Dennett can’t be bothered to correct my ‘breezy misrepresentation of Gould and Lewontin’. In fact, he can’t even be bothered to say what it consists in. That being so, I can’t be bothered to refute him.
‘The very concept of a spandrel depends on there being adaptations.’ This suggests that Dennett has utterly lost track of the argument. Of course the spandrels are free-riders on the architect’s design for the arches and domes. But the question I wanted to raise was precisely whether this account of selection-for can be extended to cases where, by general consensus, there isn’t any architect.

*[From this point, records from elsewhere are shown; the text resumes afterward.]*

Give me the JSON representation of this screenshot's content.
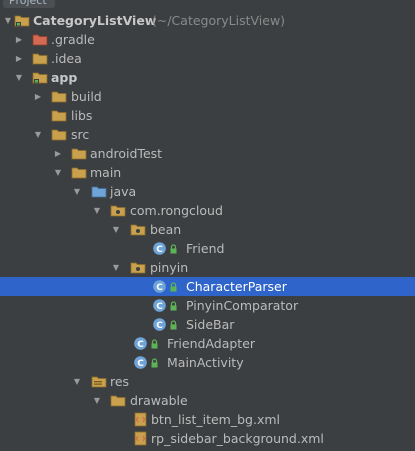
{
  "header": {
    "title": "Project"
  },
  "tree": {
    "project_name": "CategoryListView",
    "project_path": "(~/CategoryListView)",
    "items": [
      {
        "label": ".gradle"
      },
      {
        "label": ".idea"
      },
      {
        "label": "app"
      },
      {
        "label": "build"
      },
      {
        "label": "libs"
      },
      {
        "label": "src"
      },
      {
        "label": "androidTest"
      },
      {
        "label": "main"
      },
      {
        "label": "java"
      },
      {
        "label": "com.rongcloud"
      },
      {
        "label": "bean"
      },
      {
        "label": "Friend"
      },
      {
        "label": "pinyin"
      },
      {
        "label": "CharacterParser"
      },
      {
        "label": "PinyinComparator"
      },
      {
        "label": "SideBar"
      },
      {
        "label": "FriendAdapter"
      },
      {
        "label": "MainActivity"
      },
      {
        "label": "res"
      },
      {
        "label": "drawable"
      },
      {
        "label": "btn_list_item_bg.xml"
      },
      {
        "label": "rp_sidebar_background.xml"
      }
    ]
  },
  "colors": {
    "background": "#3c3f41",
    "selection": "#2f65ca",
    "folder": "#c9a14e",
    "class_icon": "#6ea4d8",
    "access_lock": "#5fb357",
    "module_marker": "#5fb357",
    "excluded_marker": "#d46a52"
  },
  "icons": {
    "expanded": "triangle-down-icon",
    "collapsed": "triangle-right-icon",
    "folder": "folder-icon",
    "source_folder": "source-folder-icon",
    "package": "package-icon",
    "class": "class-icon",
    "access": "lock-icon",
    "xml": "xml-file-icon"
  }
}
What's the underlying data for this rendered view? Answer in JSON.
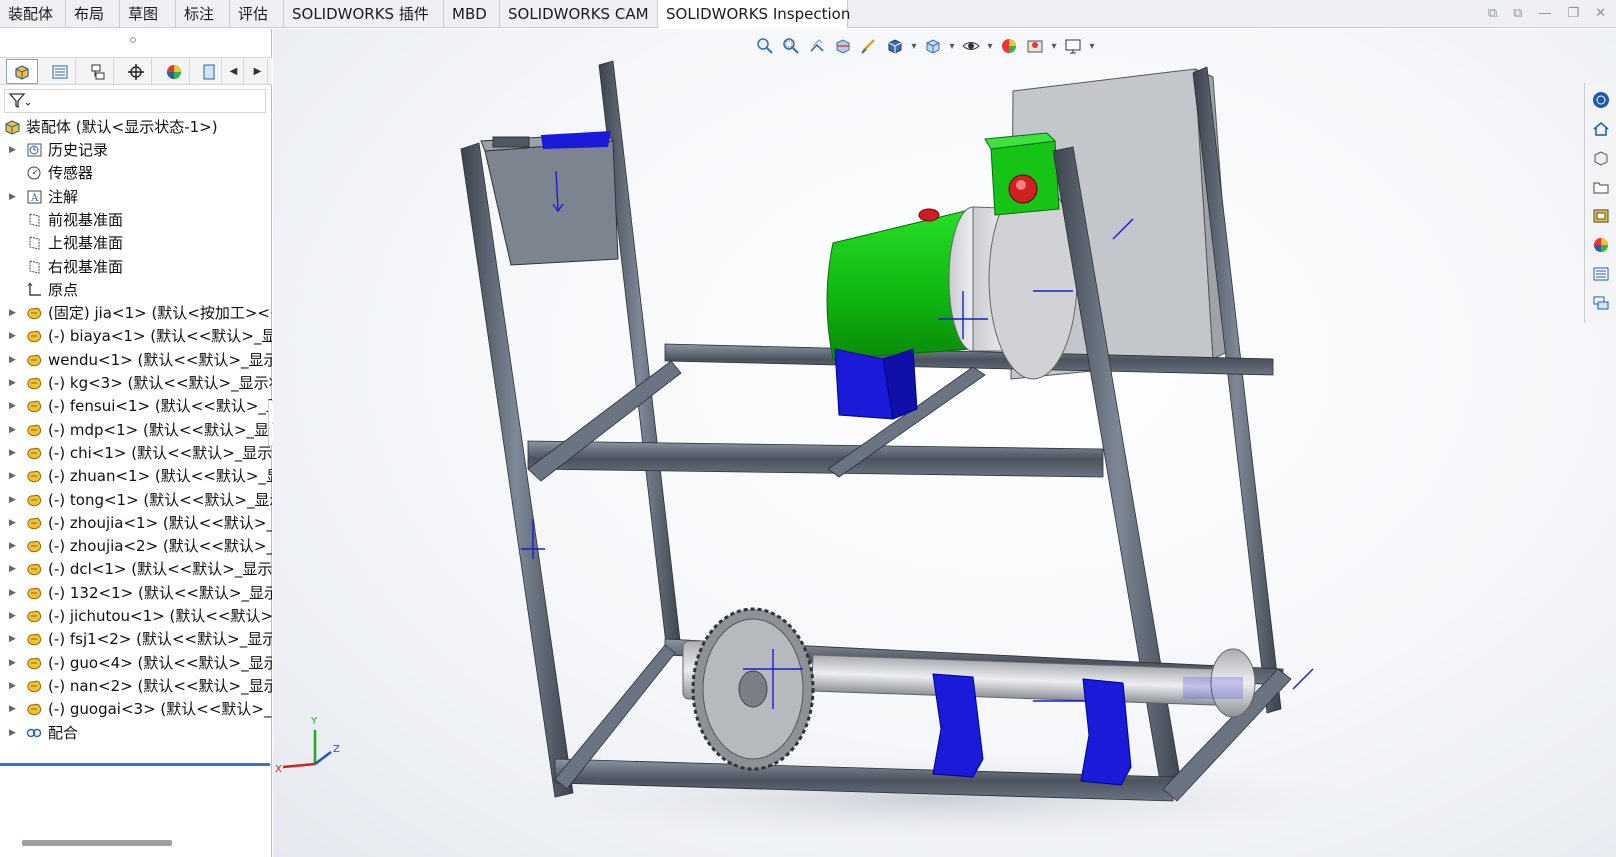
{
  "tabs": [
    "装配体",
    "布局",
    "草图",
    "标注",
    "评估",
    "SOLIDWORKS 插件",
    "MBD",
    "SOLIDWORKS CAM",
    "SOLIDWORKS Inspection"
  ],
  "active_tab_index": 8,
  "feature_tree": {
    "root": "装配体  (默认<显示状态-1>)",
    "items": [
      {
        "label": "历史记录",
        "icon": "history-icon"
      },
      {
        "label": "传感器",
        "icon": "sensor-icon"
      },
      {
        "label": "注解",
        "icon": "annotation-icon"
      },
      {
        "label": "前视基准面",
        "icon": "plane-icon"
      },
      {
        "label": "上视基准面",
        "icon": "plane-icon"
      },
      {
        "label": "右视基准面",
        "icon": "plane-icon"
      },
      {
        "label": "原点",
        "icon": "origin-icon"
      },
      {
        "label": "(固定) jia<1> (默认<按加工><<",
        "icon": "part-icon"
      },
      {
        "label": "(-) biaya<1> (默认<<默认>_显示",
        "icon": "part-icon"
      },
      {
        "label": "wendu<1> (默认<<默认>_显示",
        "icon": "part-icon"
      },
      {
        "label": "(-) kg<3> (默认<<默认>_显示状",
        "icon": "part-icon"
      },
      {
        "label": "(-) fensui<1> (默认<<默认>_显",
        "icon": "part-icon"
      },
      {
        "label": "(-) mdp<1> (默认<<默认>_显示",
        "icon": "part-icon"
      },
      {
        "label": "(-) chi<1> (默认<<默认>_显示状",
        "icon": "part-icon"
      },
      {
        "label": "(-) zhuan<1> (默认<<默认>_显示",
        "icon": "part-icon"
      },
      {
        "label": "(-) tong<1> (默认<<默认>_显示",
        "icon": "part-icon"
      },
      {
        "label": "(-) zhoujia<1> (默认<<默认>_显",
        "icon": "part-icon"
      },
      {
        "label": "(-) zhoujia<2> (默认<<默认>_显",
        "icon": "part-icon"
      },
      {
        "label": "(-) dcl<1> (默认<<默认>_显示状",
        "icon": "part-icon"
      },
      {
        "label": "(-) 132<1> (默认<<默认>_显示状",
        "icon": "part-icon"
      },
      {
        "label": "(-) jichutou<1> (默认<<默认>_",
        "icon": "part-icon"
      },
      {
        "label": "(-) fsj1<2> (默认<<默认>_显示状",
        "icon": "part-icon"
      },
      {
        "label": "(-) guo<4> (默认<<默认>_显示",
        "icon": "part-icon"
      },
      {
        "label": "(-) nan<2> (默认<<默认>_显示状",
        "icon": "part-icon"
      },
      {
        "label": "(-) guogai<3> (默认<<默认>_显",
        "icon": "part-icon"
      },
      {
        "label": "配合",
        "icon": "mate-icon"
      }
    ]
  },
  "triad": {
    "x": "X",
    "y": "Y",
    "z": "Z"
  },
  "colors": {
    "frame": "#5a6270",
    "motor": "#1fcb1f",
    "mount_blue": "#1a1ad8",
    "accent": "#2a7ad1"
  }
}
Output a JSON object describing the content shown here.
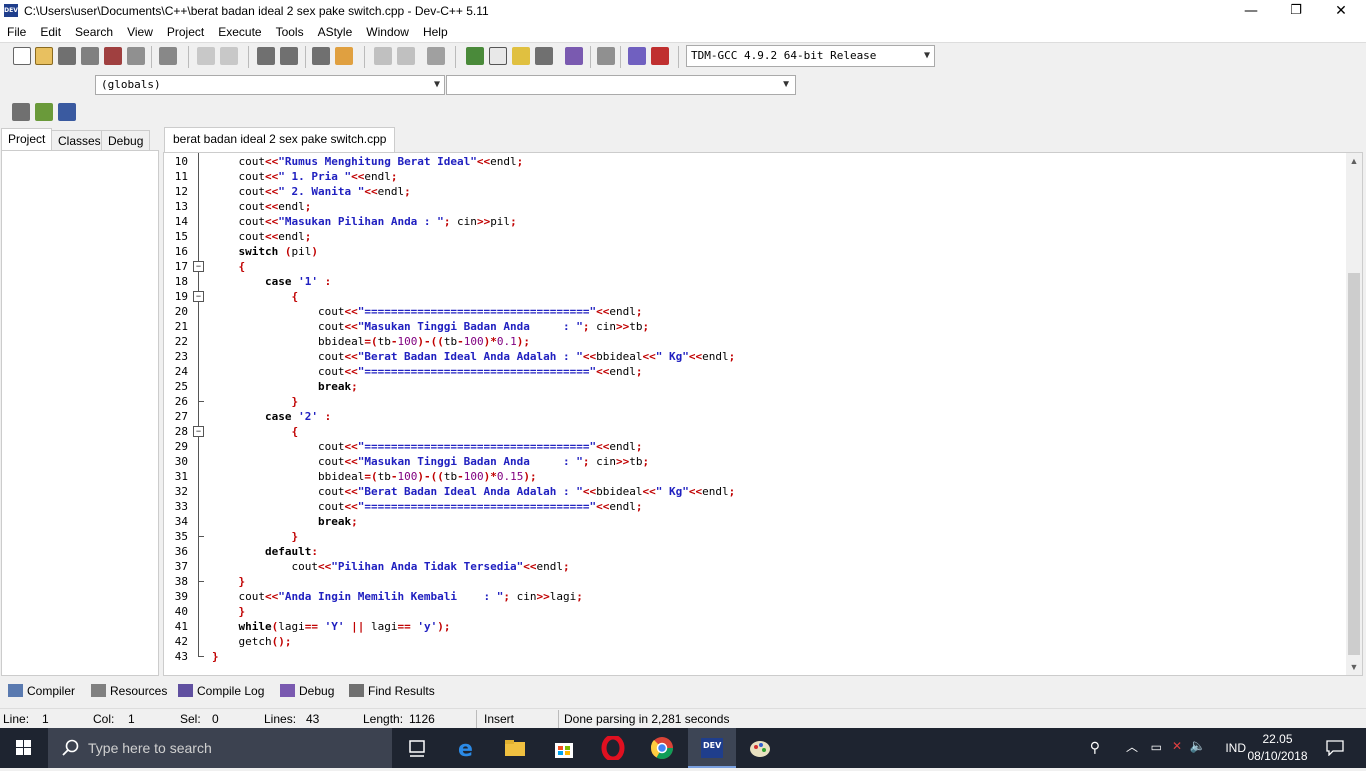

In particular, I claim, Darwin overplayed the analogy between artificial selection (where there is somebody who does the selecting) and ‘natural’ selection (where there isn’t). How could anybody who actually read my article have missed this?...
Finally, Dennett says I am worried about preserving my values in the face of scientific reduction. Where on earth did he get that idea? I’ve spent more of my life than I like to think about arguing that ontological questions about reduction are neutral with respect to epistemological questions about intentional explanations....
Fodor's replies to the others are at the above link as well, though my sense is, overall, Fodor's rhetorical posturing is better (and more amusing) than his actual arguments. But Fodor is, as always, a good read!